Une question de gros sous.

Marie-Louise Beaulieu, 8 avril 1855.

Mes chers amis du futur,

Mon Alcide m'a parlé de « la vache à lait magique » que la maîtresse d'école a utilisée pour que les enfants comprennent ce système nouveau qu'on a changé pour un autre système. C'est bien de voir qu'ils comprennent les choses, peut-être même mieux que nous. Mais moi, dans ma tête, c'est tout mêlé.

On nous dit que ça y est, on est "libres". C'est un beau mot, la liberté. Mais quand je vais au magasin, j'entends les hommes parler d'une autre affaire. Ils parlent de "capital", de "piastres", de "dettes". Et ça, ce sont des mots qui me font peur.

Comment peut-on être libre et avoir une nouvelle dette en même temps ? Ça ne rentre pas dans ma tête.

Cette terre, ici, je ne l'ai pas eue dans un contrat. Je l'ai dans les mains, sous mes ongles, dans mon dos quand la journée est finie. Chaque roche qu'on a sortie de terre avec Alcide, c'est un morceau de notre vie. La grange qu'on a bâtie, c'est avec le bois de notre bois, et la sueur de notre front. Nos bêtes, elles sont nées ici.

Alors, quand on me dit qu'il va falloir "payer" pour tout ça... je ne comprends pas. Payer pour notre propre travail ? Payer pour la fatigue de nos bras ?

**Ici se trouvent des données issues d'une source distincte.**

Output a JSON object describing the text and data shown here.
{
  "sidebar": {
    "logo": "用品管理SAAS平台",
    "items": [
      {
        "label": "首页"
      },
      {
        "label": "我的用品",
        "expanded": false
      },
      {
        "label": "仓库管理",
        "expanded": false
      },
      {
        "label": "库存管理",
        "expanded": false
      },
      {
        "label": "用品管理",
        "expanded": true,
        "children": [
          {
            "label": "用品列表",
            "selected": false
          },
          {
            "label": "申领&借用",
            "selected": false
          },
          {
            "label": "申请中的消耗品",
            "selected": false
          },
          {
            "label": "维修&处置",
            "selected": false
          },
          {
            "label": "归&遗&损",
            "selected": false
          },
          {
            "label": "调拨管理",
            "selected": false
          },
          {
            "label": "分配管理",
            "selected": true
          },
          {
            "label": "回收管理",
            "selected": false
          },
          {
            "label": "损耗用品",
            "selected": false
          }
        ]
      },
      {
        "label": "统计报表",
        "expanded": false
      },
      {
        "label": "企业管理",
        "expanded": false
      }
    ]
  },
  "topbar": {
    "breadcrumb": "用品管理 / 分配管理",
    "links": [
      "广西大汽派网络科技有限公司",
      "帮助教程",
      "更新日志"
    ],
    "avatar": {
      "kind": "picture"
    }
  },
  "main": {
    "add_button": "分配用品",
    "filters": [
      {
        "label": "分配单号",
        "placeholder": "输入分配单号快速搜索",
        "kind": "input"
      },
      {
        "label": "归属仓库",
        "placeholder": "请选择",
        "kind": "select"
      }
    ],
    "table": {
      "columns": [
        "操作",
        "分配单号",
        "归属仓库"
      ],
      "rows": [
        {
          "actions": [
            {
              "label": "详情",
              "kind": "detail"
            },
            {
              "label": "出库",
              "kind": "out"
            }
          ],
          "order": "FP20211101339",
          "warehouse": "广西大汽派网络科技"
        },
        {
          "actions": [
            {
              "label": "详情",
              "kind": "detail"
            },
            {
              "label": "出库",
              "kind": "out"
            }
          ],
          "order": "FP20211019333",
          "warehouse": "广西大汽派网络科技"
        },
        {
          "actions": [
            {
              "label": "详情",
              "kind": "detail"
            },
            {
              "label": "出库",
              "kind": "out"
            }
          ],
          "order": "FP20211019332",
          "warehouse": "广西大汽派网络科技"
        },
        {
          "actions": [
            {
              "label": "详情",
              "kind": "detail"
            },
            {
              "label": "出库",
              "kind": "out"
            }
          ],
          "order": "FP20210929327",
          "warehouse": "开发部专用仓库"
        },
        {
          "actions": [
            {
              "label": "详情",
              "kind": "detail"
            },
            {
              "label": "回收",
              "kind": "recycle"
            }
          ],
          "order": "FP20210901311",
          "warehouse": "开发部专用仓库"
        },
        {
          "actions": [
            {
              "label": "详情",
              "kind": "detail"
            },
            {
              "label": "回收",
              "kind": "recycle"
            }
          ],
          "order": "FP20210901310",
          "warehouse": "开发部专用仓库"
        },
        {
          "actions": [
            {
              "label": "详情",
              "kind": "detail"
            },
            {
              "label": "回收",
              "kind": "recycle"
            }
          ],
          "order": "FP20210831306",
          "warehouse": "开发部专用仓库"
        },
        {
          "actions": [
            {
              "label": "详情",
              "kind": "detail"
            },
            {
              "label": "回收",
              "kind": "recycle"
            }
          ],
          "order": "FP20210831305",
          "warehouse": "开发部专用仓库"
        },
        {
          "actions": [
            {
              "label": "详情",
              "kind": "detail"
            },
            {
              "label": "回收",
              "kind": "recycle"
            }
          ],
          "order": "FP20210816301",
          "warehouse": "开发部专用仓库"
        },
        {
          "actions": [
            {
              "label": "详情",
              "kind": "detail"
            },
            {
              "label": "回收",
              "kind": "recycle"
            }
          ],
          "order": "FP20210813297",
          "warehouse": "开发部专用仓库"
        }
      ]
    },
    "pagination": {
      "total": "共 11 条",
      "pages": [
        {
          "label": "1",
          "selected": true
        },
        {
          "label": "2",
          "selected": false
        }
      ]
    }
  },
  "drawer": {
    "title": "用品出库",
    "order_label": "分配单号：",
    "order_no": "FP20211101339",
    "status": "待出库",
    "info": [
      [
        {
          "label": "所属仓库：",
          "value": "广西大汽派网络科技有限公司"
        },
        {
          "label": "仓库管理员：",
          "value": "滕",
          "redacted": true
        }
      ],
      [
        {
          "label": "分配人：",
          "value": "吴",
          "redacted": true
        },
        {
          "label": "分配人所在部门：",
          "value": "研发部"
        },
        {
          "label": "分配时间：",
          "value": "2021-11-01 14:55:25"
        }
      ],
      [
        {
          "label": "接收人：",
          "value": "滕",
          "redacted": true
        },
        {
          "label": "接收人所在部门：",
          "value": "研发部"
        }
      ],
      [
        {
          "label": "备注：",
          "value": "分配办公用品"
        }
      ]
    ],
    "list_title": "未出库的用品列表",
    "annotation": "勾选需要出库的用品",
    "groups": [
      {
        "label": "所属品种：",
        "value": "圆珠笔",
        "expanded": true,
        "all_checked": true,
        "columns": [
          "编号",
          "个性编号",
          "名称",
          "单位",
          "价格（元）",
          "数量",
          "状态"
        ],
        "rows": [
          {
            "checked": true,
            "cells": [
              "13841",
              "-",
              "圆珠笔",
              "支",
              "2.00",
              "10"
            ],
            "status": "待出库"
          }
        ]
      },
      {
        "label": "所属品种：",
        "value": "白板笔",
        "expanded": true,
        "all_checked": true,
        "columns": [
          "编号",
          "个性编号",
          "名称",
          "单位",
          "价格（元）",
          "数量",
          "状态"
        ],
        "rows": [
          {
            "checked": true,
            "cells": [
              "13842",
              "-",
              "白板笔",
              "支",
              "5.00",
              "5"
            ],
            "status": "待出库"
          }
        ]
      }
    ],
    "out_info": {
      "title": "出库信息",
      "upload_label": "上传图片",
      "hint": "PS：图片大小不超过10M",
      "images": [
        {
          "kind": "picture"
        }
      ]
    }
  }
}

Moi, ma richesse, elle n'est pas dans une bourse. Elle est dans mon potager qui pousse bien, dans le lait que me donnent mes vaches, dans la santé de mes enfants. Je n'ai pas de "capital" à donner au notaire.

Alors je me demande... cette nouvelle liberté, est-ce qu'elle est juste pour les riches, comme M. Lavoie, qui ont de l'argent de côté ? Pour nous, les autres, est-ce que ça veut juste dire qu'on a changé le nom de notre dette ?

Je vous laisse, la soupe est sur le feu. J'espère que dans votre temps, la liberté est une chose plus simple que ça.

Votre amie,
Marie-Louise Beaulieu, habitante et mère de famille.